I am trying to compile a code using gfortran instead of ifortran. The gfortran code runs much much slower than the ifortran code. It does not even use all threads from my computer. I have 40 cores and 80 threads. ifort uses all of them.I think it has to do with the ifort flag /Qm64 but can’t be sure (using the /Qm32 flag on ifort is slower and does not use all the threads on openmp - not sure why).
This is the way that visual studio seems to be compiling my code:
The first iteration of the ifort loop runs in 19.9 seconds with 100% CPU usage, the first iteration of the gfort loop runs in 38.8 seconds (almost double) with 50% CPU usage.
If I compile my ifort code with \qm32 flag it gets similar performance to the gfortran.
If you want to run the code only on the machine where it is compiled, use -march=native for gfortran. On my system, the performance gain was impressive.
Overall, in many cases from my experience, on Linux, ifort and gfortran have similar performance. ifort usually 10-20% faster, but the difference are not very big. However, it seems on windows, with the same flags, gfortran can be 7 times slower than its performance on Linux. Intel’s performance is consistent on windows and Linux.
You may begin with the following flags.
For ifort,
-O3 -xHost
For gfortran
-O3 -march=native
Both can be used with perhaps one single flag,
For ifort,
CRquantum, what puzzles me more is the fact that gfort does not make use of all the logical processors available on my computer (see video). It is very puzzling to me.
If I had to take a guess I would say that it’s probably because of different default variables between the two compilers.
There are some very experienced gfortran devs here that might be able to shed some light into this.
As for the difference in per thread performance, I would expect it to be noticeable. Intel’s MKL is an absolutely amazing library that can significantly speed up calculations.

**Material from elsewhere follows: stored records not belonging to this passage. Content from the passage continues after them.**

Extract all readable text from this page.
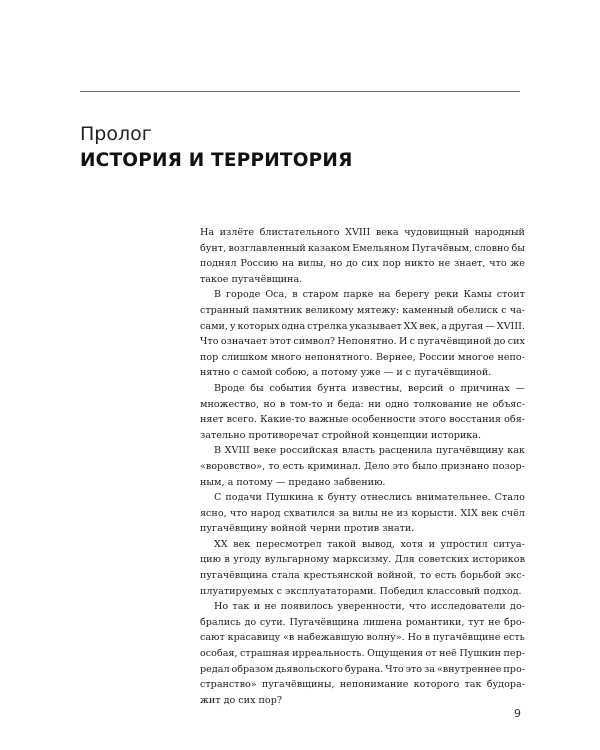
Пролог
ИСТОРИЯ И ТЕРРИТОРИЯ
На излёте блистательного XVIII века чудовищный народный
бунт, возглавленный казаком Емельяном Пугачёвым, словно бы
поднял Россию на вилы, но до сих пор никто не знает, что же
такое пугачёвщина.
В городе Оса, в старом парке на берегу реки Камы стоит
странный памятник великому мятежу: каменный обелиск с ча-
сами, у которых одна стрелка указывает XX век, а другая — XVIII.
Что означает этот символ? Непонятно. И с пугачёвщиной до сих
пор слишком много непонятного. Вернее, России многое непо-
нятно с самой собою, а потому уже — и с пугачёвщиной.
Вроде бы события бунта известны, версий о причинах —
множество, но в том-то и беда: ни одно толкование не объяс-
няет всего. Какие-то важные особенности этого восстания обя-
зательно противоречат стройной концепции историка.
В XVIII веке российская власть расценила пугачёвщину как
«воровство», то есть криминал. Дело это было признано позор-
ным, а потому — предано забвению.
С подачи Пушкина к бунту отнеслись внимательнее. Стало
ясно, что народ схватился за вилы не из корысти. XIX век счёл
пугачёвщину войной черни против знати.
XX век пересмотрел такой вывод, хотя и упростил ситуа-
цию в угоду вульгарному марксизму. Для советских историков
пугачёвщина стала крестьянской войной, то есть борьбой экс-
плуатируемых с эксплуататорами. Победил классовый подход.
Но так и не появилось уверенности, что исследователи до-
брались до сути. Пугачёвщина лишена романтики, тут не бро-
сают красавицу «в набежавшую волну». Но в пугачёвщине есть
особая, страшная ирреальность. Ощущения от неё Пушкин пер-
редал образом дьявольского бурана. Что это за «внутреннее про-
странство» пугачёвщины, непонимание которого так будора-
жит до сих пор?
9
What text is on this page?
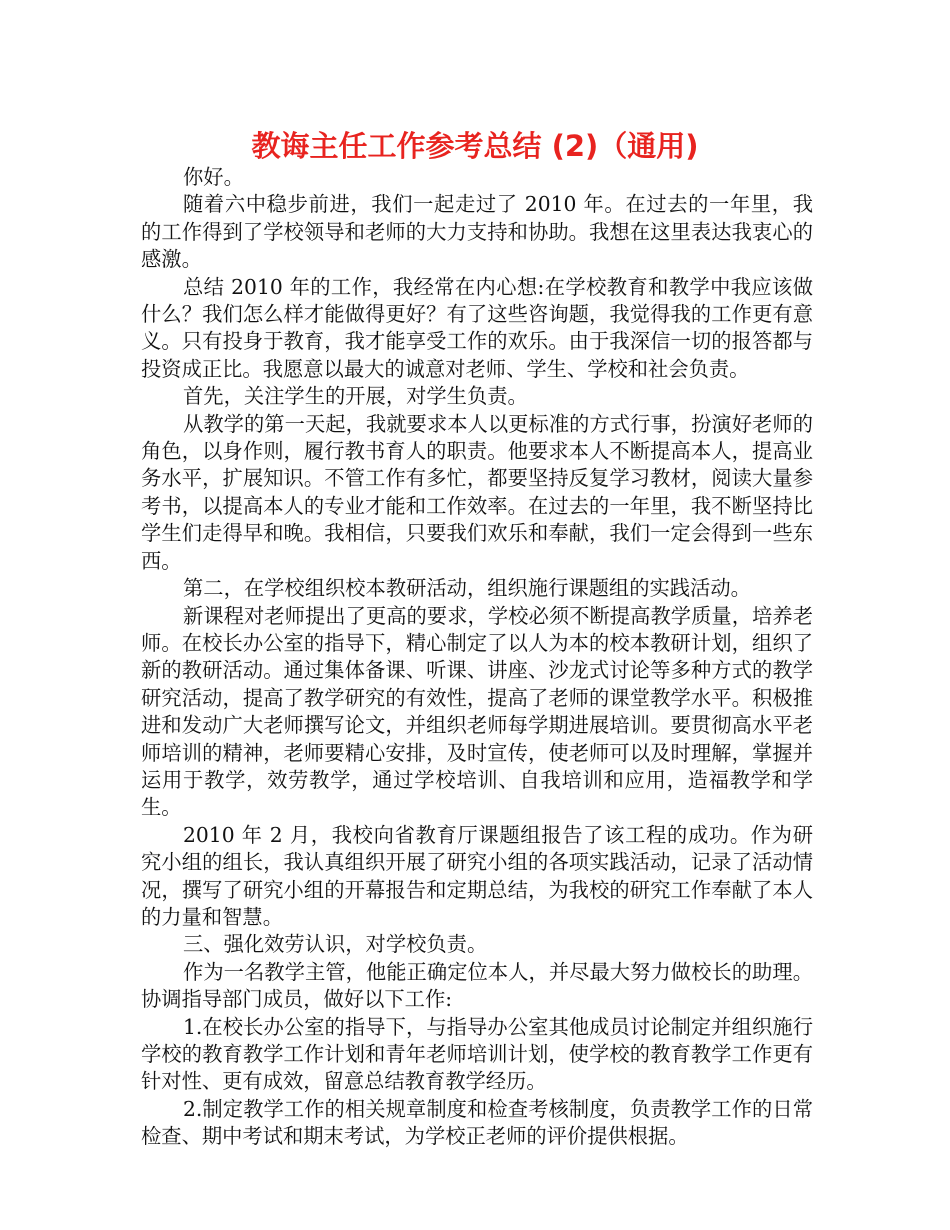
教诲主任工作参考总结 (2)（通用)

你好。

随着六中稳步前进，我们一起走过了 2010 年。在过去的一年里，我的工作得到了学校领导和老师的大力支持和协助。我想在这里表达我衷心的感激。

总结 2010 年的工作，我经常在内心想:在学校教育和教学中我应该做什么？我们怎么样才能做得更好？有了这些咨询题，我觉得我的工作更有意义。只有投身于教育，我才能享受工作的欢乐。由于我深信一切的报答都与投资成正比。我愿意以最大的诚意对老师、学生、学校和社会负责。

首先，关注学生的开展，对学生负责。

从教学的第一天起，我就要求本人以更标准的方式行事，扮演好老师的角色，以身作则，履行教书育人的职责。他要求本人不断提高本人，提高业务水平，扩展知识。不管工作有多忙，都要坚持反复学习教材，阅读大量参考书，以提高本人的专业才能和工作效率。在过去的一年里，我不断坚持比学生们走得早和晚。我相信，只要我们欢乐和奉献，我们一定会得到一些东西。

第二，在学校组织校本教研活动，组织施行课题组的实践活动。

新课程对老师提出了更高的要求，学校必须不断提高教学质量，培养老师。在校长办公室的指导下，精心制定了以人为本的校本教研计划，组织了新的教研活动。通过集体备课、听课、讲座、沙龙式讨论等多种方式的教学研究活动，提高了教学研究的有效性，提高了老师的课堂教学水平。积极推进和发动广大老师撰写论文，并组织老师每学期进展培训。要贯彻高水平老师培训的精神，老师要精心安排，及时宣传，使老师可以及时理解，掌握并运用于教学，效劳教学，通过学校培训、自我培训和应用，造福教学和学生。

2010 年 2 月，我校向省教育厅课题组报告了该工程的成功。作为研究小组的组长，我认真组织开展了研究小组的各项实践活动，记录了活动情况，撰写了研究小组的开幕报告和定期总结，为我校的研究工作奉献了本人的力量和智慧。

三、强化效劳认识，对学校负责。

作为一名教学主管，他能正确定位本人，并尽最大努力做校长的助理。协调指导部门成员，做好以下工作:

1.在校长办公室的指导下，与指导办公室其他成员讨论制定并组织施行学校的教育教学工作计划和青年老师培训计划，使学校的教育教学工作更有针对性、更有成效，留意总结教育教学经历。

2.制定教学工作的相关规章制度和检查考核制度，负责教学工作的日常检查、期中考试和期末考试，为学校正老师的评价提供根据。
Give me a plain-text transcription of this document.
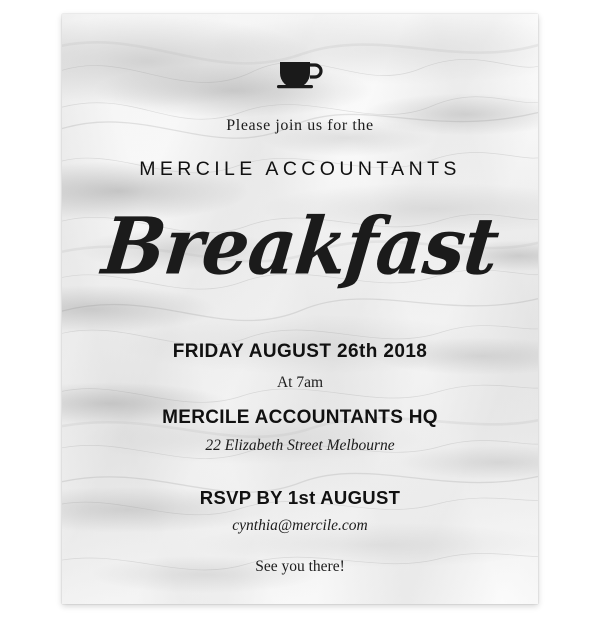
Please join us for the
MERCILE ACCOUNTANTS
Breakfast
FRIDAY AUGUST 26th 2018
At 7am
MERCILE ACCOUNTANTS HQ
22 Elizabeth Street Melbourne
RSVP BY 1st AUGUST
cynthia@mercile.com
See you there!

Although I think you can still link to MKL whilst using gfortran
I am not gfortran expert. Other people’s opinion may be more useful.
But it looks like you used openMP. The speed difference seems is simply caused by the fact that as you said, gfortran only uses half of the threads as ifort did.
If in openMP you explicitly specify the number of threads you want to use, does that help gfortran to make full use of all the threads? But again, I am not expert in gfortran, other people may give you much better answer and solve the puzzle.
By the way, the -m64 flag in gfortran may be not necessary. -O3 -march=native may be enough to begin with, in many cases.
Uhm, may I ask, by performance boost using intel MKL, do you mean using the function’s provided by Intel MKL could give a performance boost or something?
The only reason I did not dig too much into MKL is that, I feel if I use a lot of MKL exclusive function/subroutines, then my code will perhaps be intel Fortran exclusive. So it will not compile on both gfortran and ifort, therefore may not be generic enough.
Or like, do you mean, like, some same lapack subroutines, like you know dgesv, dgeev, or something, by linking MKL there will be performance boost than not linking MKL? Just curious. Again, I guess I am neither expert in ifort or gfortran, just curious. Thanks!
I think MKL does both. They definitely provided optimised versions of libraries like BLAS and LAPACK, etc. but they also seem to have proprietary modules too see the docs.
As for Fortran intrinsics like sum or mult I am not certain whether or not they use MKL in the background.
I have only used MKL passively by providing it at configuration time to external libraries like PETSc and Zoltan
I am just doing this: call omp_set_num_threads(80). But it does not really matter whether I include this line or not. call omp_set_dynamic(.false.) did not make the gfort code any different as well.